Al Valle di Roma un ritorno alle atmosfere del teatro elisabettiano

Shakespeare, ovvero il giro del mondo in quaranta minuti

di Giuseppe Fiorentino (L’Osservatore romano, 1 marzo 2009)

È proprio vero: Shakespeare si apprezza interamente al teatro, assistendo alla messa in scena delle sue opere. Tanto più se a calcare le travi del palcoscenico è una compagnia - come quella inglese dei Propeller - che cerca di ricreare l’atmosfera del teatro elisabettiano. Se leggere un testo di Shakespeare costituisce già un’esperienza unica, è al teatro - e solo al teatro - che i versi del genio di Stratford-upon-Avon acquisiscono vera profondità, conferendo alla scena quasi una dimensione in più, oltre quelle spazio-temporali.

I testi di Shakespeare riescono a creare nel breve volgere di qualche minuto una realtà radicalmente nuova, proiettando personaggi e spettatori in luoghi e tempi improbabili. Improbabili però solo in apparenza, perché nel teatro shakespeariano davvero tutto è possibile. A condizione però che la parola teatrale sia liberata da ogni orpello e sia lasciata libera di dispiegare tutta la sua forza evocatrice. Nessun appesantimento scenografico e nessuna ricercatezza nei costumi è quindi necessaria. Anzi questi accorgimenti nuocciono gravemente alla messa in scena, dove solo la parola e la bravura degli attori devono creare i tempi e gli spazi, anche scenografici, della pièce.

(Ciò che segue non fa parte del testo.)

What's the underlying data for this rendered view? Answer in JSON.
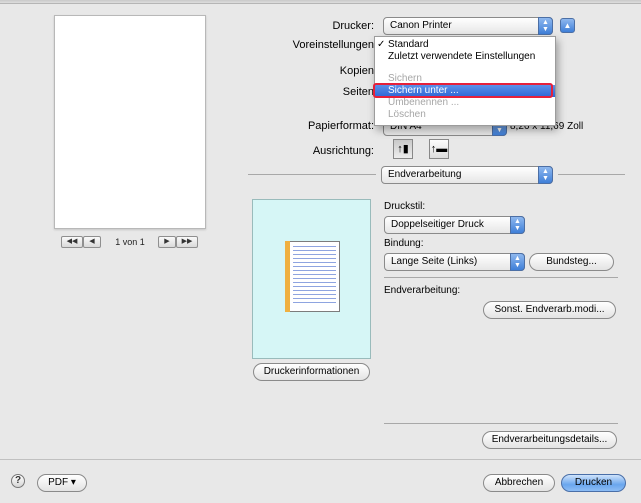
{
  "preview": {
    "page_nav_first": "◀◀",
    "page_nav_prev": "◀",
    "page_label": "1 von 1",
    "page_nav_next": "▶",
    "page_nav_last": "▶▶"
  },
  "printer": {
    "label": "Drucker:",
    "value": "Canon Printer"
  },
  "presets": {
    "label": "Voreinstellungen",
    "menu": [
      {
        "label": "Standard",
        "checked": true,
        "state": "normal"
      },
      {
        "label": "Zuletzt verwendete Einstellungen",
        "state": "normal"
      },
      {
        "label": "Sichern",
        "state": "disabled"
      },
      {
        "label": "Sichern unter ...",
        "state": "highlighted"
      },
      {
        "label": "Umbenennen ...",
        "state": "disabled"
      },
      {
        "label": "Löschen",
        "state": "disabled"
      }
    ]
  },
  "copies": {
    "label": "Kopien"
  },
  "pages": {
    "label": "Seiten"
  },
  "paper": {
    "label": "Papierformat:",
    "value": "DIN A4",
    "size_text": "8,26 x 11,69 Zoll"
  },
  "orientation": {
    "label": "Ausrichtung:"
  },
  "section": {
    "value": "Endverarbeitung"
  },
  "finishing": {
    "print_style_label": "Druckstil:",
    "print_style_value": "Doppelseitiger Druck",
    "binding_label": "Bindung:",
    "binding_value": "Lange Seite (Links)",
    "gutter_button": "Bundsteg...",
    "finishing_label": "Endverarbeitung:",
    "other_finishing_button": "Sonst. Endverarb.modi...",
    "details_button": "Endverarbeitungsdetails...",
    "printer_info_button": "Druckerinformationen"
  },
  "footer": {
    "help_symbol": "?",
    "pdf_button": "PDF ▾",
    "cancel_button": "Abbrechen",
    "print_button": "Drucken"
  },
  "colors": {
    "accent": "#3f7fd8",
    "highlight_ring": "#e6203a",
    "preview_bg": "#d6f6f6"
  }
}
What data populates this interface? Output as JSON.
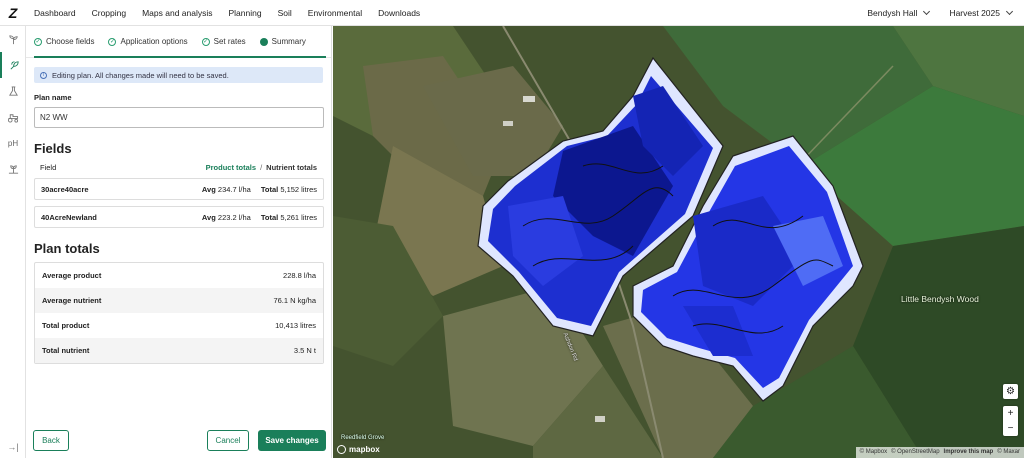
{
  "app": {
    "logo": "Z"
  },
  "nav": [
    "Dashboard",
    "Cropping",
    "Maps and analysis",
    "Planning",
    "Soil",
    "Environmental",
    "Downloads"
  ],
  "farm_selector": "Bendysh Hall",
  "harvest_selector": "Harvest 2025",
  "rail": {
    "ph_label": "pH"
  },
  "steps": [
    {
      "label": "Choose fields",
      "state": "done"
    },
    {
      "label": "Application options",
      "state": "done"
    },
    {
      "label": "Set rates",
      "state": "done"
    },
    {
      "label": "Summary",
      "state": "current"
    }
  ],
  "info_banner": "Editing plan. All changes made will need to be saved.",
  "plan_name_label": "Plan name",
  "plan_name_value": "N2 WW",
  "fields_heading": "Fields",
  "fields_table": {
    "col_field": "Field",
    "product_totals": "Product totals",
    "separator": "/",
    "nutrient_totals": "Nutrient totals",
    "rows": [
      {
        "name": "30acre40acre",
        "avg_label": "Avg",
        "avg_value": "234.7 l/ha",
        "total_label": "Total",
        "total_value": "5,152 litres"
      },
      {
        "name": "40AcreNewland",
        "avg_label": "Avg",
        "avg_value": "223.2 l/ha",
        "total_label": "Total",
        "total_value": "5,261 litres"
      }
    ]
  },
  "plan_totals_heading": "Plan totals",
  "plan_totals": [
    {
      "label": "Average product",
      "value": "228.8 l/ha"
    },
    {
      "label": "Average nutrient",
      "value": "76.1 N kg/ha"
    },
    {
      "label": "Total product",
      "value": "10,413 litres"
    },
    {
      "label": "Total nutrient",
      "value": "3.5 N t"
    }
  ],
  "buttons": {
    "back": "Back",
    "cancel": "Cancel",
    "save": "Save changes"
  },
  "map": {
    "place_label": "Little Bendysh Wood",
    "road_label": "Ashdon Rd",
    "poi_label": "Reedfield Grove",
    "mapbox_label": "mapbox",
    "attribution": [
      "© Mapbox",
      "© OpenStreetMap",
      "Improve this map",
      "© Maxar"
    ],
    "zoom_in": "+",
    "zoom_out": "−"
  }
}
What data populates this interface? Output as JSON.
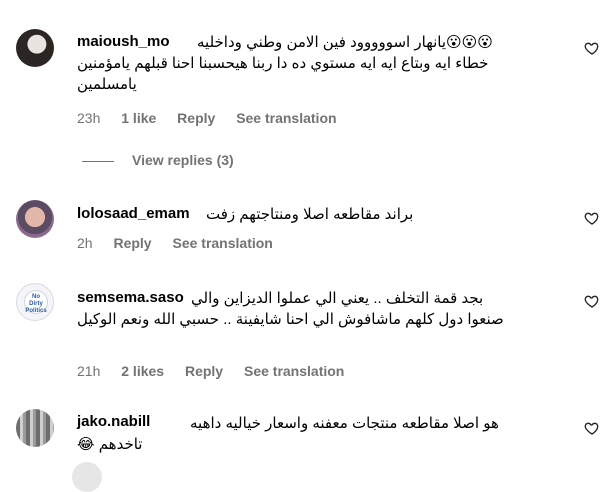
{
  "comments": [
    {
      "username": "maioush_mo",
      "text_line1": "😮😮😮يانهار اسووووود فين الامن وطني وداخليه",
      "text_rest": "خطاء ايه وبتاع ايه ايه مستوي ده دا ربنا هيحسبنا احنا قبلهم يامؤمنين يامسلمين",
      "time": "23h",
      "likes": "1 like",
      "reply": "Reply",
      "translate": "See translation"
    },
    {
      "username": "lolosaad_emam",
      "text_line1": "براند مقاطعه اصلا ومنتاجتهم زفت",
      "text_rest": "",
      "time": "2h",
      "likes": "",
      "reply": "Reply",
      "translate": "See translation"
    },
    {
      "username": "semsema.saso",
      "text_line1": "بجد قمة التخلف .. يعني الي عملوا الديزاين والي",
      "text_rest": "صنعوا دول كلهم ماشافوش الي احنا شايفينة .. حسبي الله ونعم الوكيل",
      "time": "21h",
      "likes": "2 likes",
      "reply": "Reply",
      "translate": "See translation"
    },
    {
      "username": "jako.nabill",
      "text_line1": "هو اصلا مقاطعه منتجات معفنه واسعار خياليه داهيه",
      "text_rest": "تاخدهم 😂",
      "time": "",
      "likes": "",
      "reply": "",
      "translate": ""
    }
  ],
  "view_replies": "View replies (3)",
  "avatar3_badge": "No Dirty Politics",
  "icons": {
    "like": "heart-outline-icon"
  },
  "colors": {
    "text": "#000000",
    "secondary": "#737373",
    "background": "#ffffff"
  }
}
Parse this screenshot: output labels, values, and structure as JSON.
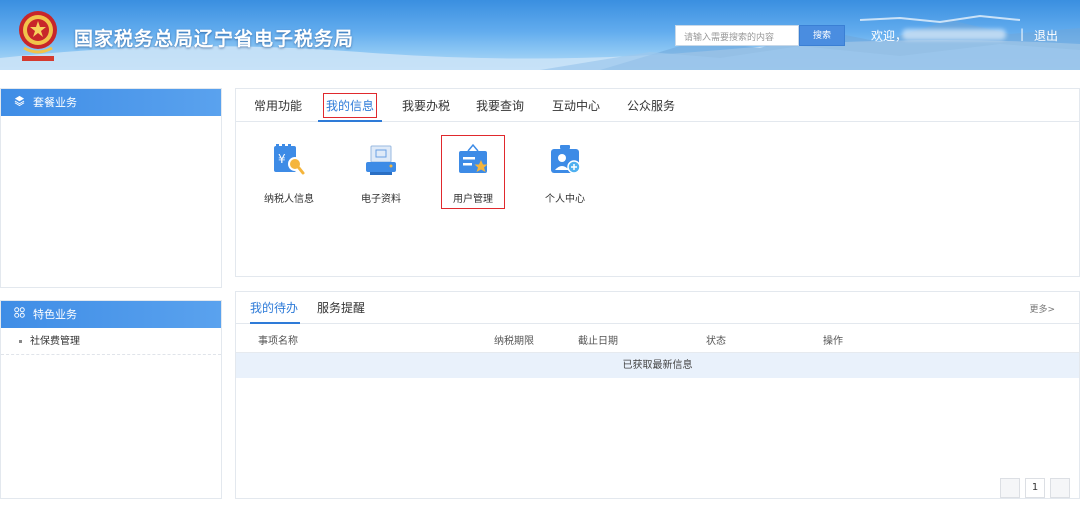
{
  "header": {
    "title": "国家税务总局辽宁省电子税务局",
    "search_placeholder": "请输入需要搜索的内容",
    "search_button": "搜索",
    "welcome": "欢迎，",
    "separator": "|",
    "logout": "退出"
  },
  "sidebar": {
    "package_title": "套餐业务",
    "special_title": "特色业务",
    "special_items": [
      {
        "label": "社保费管理"
      }
    ]
  },
  "main_tabs": [
    {
      "label": "常用功能"
    },
    {
      "label": "我的信息",
      "active": true
    },
    {
      "label": "我要办税"
    },
    {
      "label": "我要查询"
    },
    {
      "label": "互动中心"
    },
    {
      "label": "公众服务"
    }
  ],
  "apps": [
    {
      "label": "纳税人信息",
      "icon": "taxpayer-info-icon"
    },
    {
      "label": "电子资料",
      "icon": "electronic-documents-icon"
    },
    {
      "label": "用户管理",
      "icon": "user-management-icon"
    },
    {
      "label": "个人中心",
      "icon": "personal-center-icon"
    }
  ],
  "task_tabs": [
    {
      "label": "我的待办",
      "active": true
    },
    {
      "label": "服务提醒"
    }
  ],
  "more": "更多>",
  "table": {
    "columns": [
      "事项名称",
      "纳税期限",
      "截止日期",
      "状态",
      "操作"
    ],
    "message": "已获取最新信息"
  },
  "pagination": {
    "current": "1"
  },
  "colors": {
    "accent": "#2e7bd8",
    "highlight": "#e0292d",
    "header_sidebar": "#3f8de6"
  }
}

Questo soprattutto perché Shakespeare ha sviluppato la propria arte calibrandola su spazi teatrali essenzialmente spogli. In fondo il Globe era solo una disadorna struttura in legno dove venivano proposti spettacoli diretti a un pubblico di gente semplice e che partecipava rumorosamente - spesso consumando cibo - alle vicende dei protagonisti. Il teatro shakespeariano è quindi un genere prettamente popolare, molto popolare, lontano mille miglia da certi snobismi che in Italia ne hanno caratterizzato le rappresentazioni. E’ questa una caratteristica che si apprezza a pieno assistendo agli spettacoli nella lingua originale, come ora al Valle di Roma dove i Propeller hanno messo in scena il Sogno di una notte di mezza estate e Il mercante di Venezia.

Lontano dal peso delle traduzioni, il verso acquisisce tutta la sua forza dinamica - anche sonora - rivelando allo stesso tempo la ricchezza linguistica dell’autore, maestro impareggiabile nella formulazioni di ambiguità semantiche che quasi sempre sfociano nel comico. Tutto dipende dalla bravura degli attori che, nel caso dei Propeller, sanno approfittare anche di alcuni vincoli imposti dal teatro elisabettiano. Come quello dei ruoli femminili interpretati da uomini. Nelle mani dei Propeller - un gruppo di veri artisti che oltre a recitare sanno cantare, suonare strumenti di vario genere e danzare - questo, che per alcuni è un limite, diventa un’arma in più, anche in chiave appunto comica, rivelando una carica a suo modo eversiva.

L’attore, nella sua sobrietà, è quindi al centro del più autentico teatro shakespeariano. A lui è chiesto di agire (da qui "attore") invece dell’autore, dando dimensione e profondità drammatiche al testo. Non si tratta quindi di un interprete, anche perché qui non c’è nulla - o non dovrebbe esserci nulla - da trasporre in un altro linguaggio scenico. A meno che non si scelga, come purtroppo è spesso accaduto nei teatri italiani, di trasformare alcuni grandi personaggi in casi al limite del patologico o in caricature fumettistiche.

Soprattutto, l’attore non deve essere troppo invadente e distogliere lo spettatore da quello che in realtà è il vero scopo di Shakespeare. Per il quale il palco - meglio se vuoto - è prima di tutto un laboratorio. Una sorta di ambiente protetto, come verrebbe da dire oggi, dove analizzare le dinamiche fondamentali che sottendono ai rapporti umani. In questo territorio universale - che proprio per questo deve essere libero da ogni concreto riferimento di spazio e di tempo - è possibile osservare da una posizione privilegiata come in ogni luogo ed epoca si muovono gli uomini e le donne sotto la spinta delle grandi passioni e dei tormenti che si addensano nella vita di ciascuno. "Il mondo - dichiara Antonio nel primo atto de Il mercante di Venezia - io lo tengo in conto solo per quello che è: un palcoscenico sul quale ognuno recita la parte che gli è assegnata".

Il teatro quindi come luogo di analisi, l’attore come agente catalizzatore e il regista come deus ex machina, come primo artefice dell’opera di indagine. Primo artefice e, in fondo, primo protagonista. I testi di Shakespeare sono infatti ricchi di personaggi che agiscono come registi, decidendo di nascosto i destini dei loro compagni di scena. Basti pensare al Prospero de La tempesta o all’Oberon del Sogno di una notte di mezza estate. È lui con la sua magia - la stessa magia del regista - ad articolare la trama della commedia, grazie alla collaborazione di Puck, il folletto che opera dietro comando di Oberon e che in realtà è una maschera di attore.

E come ogni attore shakespeariano, è capace di rompere ogni unità di spazio e di tempo per compiere, se necessario e se richiesto dal suo padrone-regista, il giro del mondo in soli quaranta minuti. E in fondo anche la trama ordita da Porzia al termine de Il mercante di Venezia sembra l’azione di un regista che cambia a proprio piacimento i destini dei personaggi. Un teatro nel teatro, quindi, in un gioco di incastri che amplifica e riverbera la magia creativa della parola shakespeariana. Per renderla ancora più adatta al suo scopo primario: scrutare nelle profondità del cuore umano.